Chapter 6 - Statistical Data Flashcards
We collect data from ___________ and use them to ____________.
real world experiences, draw conclusions
We choose a ___________ to study, collect measurements from a small representative subset or ________ of that population, then apply our findings back to the larger population to assess if they ____.
population, sample, and fit.
What is a simple model?
An average or a mean
What is one way to calculate a simple model?
Calculate an average, then look at the difference between each data point and the average value.
How can we observe how well our data fits the model?
Take the sum of the squared differences (Standard Deviation)
How do you quantify model accuracy?
Model + Error
What does the frequency distribution indicate in the deviation around the average?
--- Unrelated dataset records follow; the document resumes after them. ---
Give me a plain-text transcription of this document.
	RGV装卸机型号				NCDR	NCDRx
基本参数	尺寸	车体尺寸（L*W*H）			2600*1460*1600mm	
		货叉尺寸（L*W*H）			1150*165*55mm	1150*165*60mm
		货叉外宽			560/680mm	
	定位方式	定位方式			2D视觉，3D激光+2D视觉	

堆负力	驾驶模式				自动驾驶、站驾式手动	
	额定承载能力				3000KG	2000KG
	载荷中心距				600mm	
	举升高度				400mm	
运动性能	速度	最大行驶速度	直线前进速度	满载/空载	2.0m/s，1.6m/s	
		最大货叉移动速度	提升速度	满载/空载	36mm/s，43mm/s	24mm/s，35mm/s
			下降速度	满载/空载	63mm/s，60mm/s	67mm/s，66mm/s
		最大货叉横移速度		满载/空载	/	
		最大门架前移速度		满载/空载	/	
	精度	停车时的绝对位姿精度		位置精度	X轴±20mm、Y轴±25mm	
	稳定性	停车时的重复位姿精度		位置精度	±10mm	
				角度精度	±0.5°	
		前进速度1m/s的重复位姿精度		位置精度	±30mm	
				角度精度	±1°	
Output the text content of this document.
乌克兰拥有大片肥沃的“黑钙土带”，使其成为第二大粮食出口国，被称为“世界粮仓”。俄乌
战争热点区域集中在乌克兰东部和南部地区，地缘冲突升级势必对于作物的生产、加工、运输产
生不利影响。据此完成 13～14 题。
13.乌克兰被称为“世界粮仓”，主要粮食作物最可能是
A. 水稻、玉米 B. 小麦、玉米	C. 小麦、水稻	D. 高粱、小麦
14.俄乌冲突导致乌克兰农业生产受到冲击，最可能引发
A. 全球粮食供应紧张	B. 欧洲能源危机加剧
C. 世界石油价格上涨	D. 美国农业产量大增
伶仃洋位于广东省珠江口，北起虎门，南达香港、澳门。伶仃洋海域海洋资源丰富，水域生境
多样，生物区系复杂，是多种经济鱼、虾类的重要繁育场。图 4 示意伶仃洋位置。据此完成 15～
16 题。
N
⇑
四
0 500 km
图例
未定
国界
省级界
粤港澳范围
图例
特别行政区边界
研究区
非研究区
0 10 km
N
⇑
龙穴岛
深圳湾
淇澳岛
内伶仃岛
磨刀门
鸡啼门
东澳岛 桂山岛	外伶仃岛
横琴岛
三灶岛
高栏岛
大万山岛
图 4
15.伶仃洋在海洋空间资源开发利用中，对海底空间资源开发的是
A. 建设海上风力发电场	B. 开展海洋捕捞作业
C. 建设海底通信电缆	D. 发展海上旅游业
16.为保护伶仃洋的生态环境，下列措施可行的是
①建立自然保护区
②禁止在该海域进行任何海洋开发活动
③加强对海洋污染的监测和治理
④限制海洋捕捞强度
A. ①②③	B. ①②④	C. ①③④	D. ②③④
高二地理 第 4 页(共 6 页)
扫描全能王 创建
There are two main take-aways
- Flat Distribution = More deviation
- Skewed Distribution = a few outliers pulling the average up or down
What does the Standard Deviation measure?
The amount of variation among the individuals you sampled.
How does the Standard Deviation measure variation among variables?
By comparing the values / measurements of each value to the mean of all values.
How do you retrieve the Standard Error?
- Take a bunch of subsamples
- Calculate the mean of each subsamples
- Calculate the standard deviation of the subsample means
What is a Confidence Interval?
Calculating the top and bottom levels within which a measurement will fall 95% of the time.
What do we use to find the Confidence Intervals?
A formula to calculate the range of values in which 95% of the actual measurements occur.
What do Confidence Intervals indicate?
Being 95% sure that the true population means that 95% of your population will fall within that range.
What is the equation of the simplest model?
Linear Model: y = mx + b
True or False: Not all relationships can be modelled well using a straight line.
True
What are the stages of constructing a Model?
- Stating a Problem
- Developing a Hypothesis about a population
- Make a prediction
- Collect data from sample
- Fit a model to the data points
- Test how well model represents
What does it mean if a model does not explain variation (relationships) between data points very well?
We have less confidence bin that model to predict what’s going on in the broader population.
What are two ways to compare means?
- Independent Sample T-Tests
- Analysis of Variance (ANOVA)
What does ANOVA stand for?
Analysis of Variance
Which method of comparing means takes “two groups that are independent of each other”?
Independent Sample T-Test
Which method of comparing means takes “more than two groups”?
Analysis of Variance
When comparing means, how can you determine whether the difference between the means is “real”?
By analyzing the p-value.
What does the p-value indicate in comparing differences in means?
It incorporates
- the magnitude of difference in means
- the sample size within each group, and
- the variation of values in each group to make its judgement
The __________ tells you whether the difference between groups is probably just a function of random chance or whether it’s something that likely holds true throughout the population.
p-value
How can you test whether two numeric variables are significantly related to one another?
By using a correlation coefficient or linear regression analysis.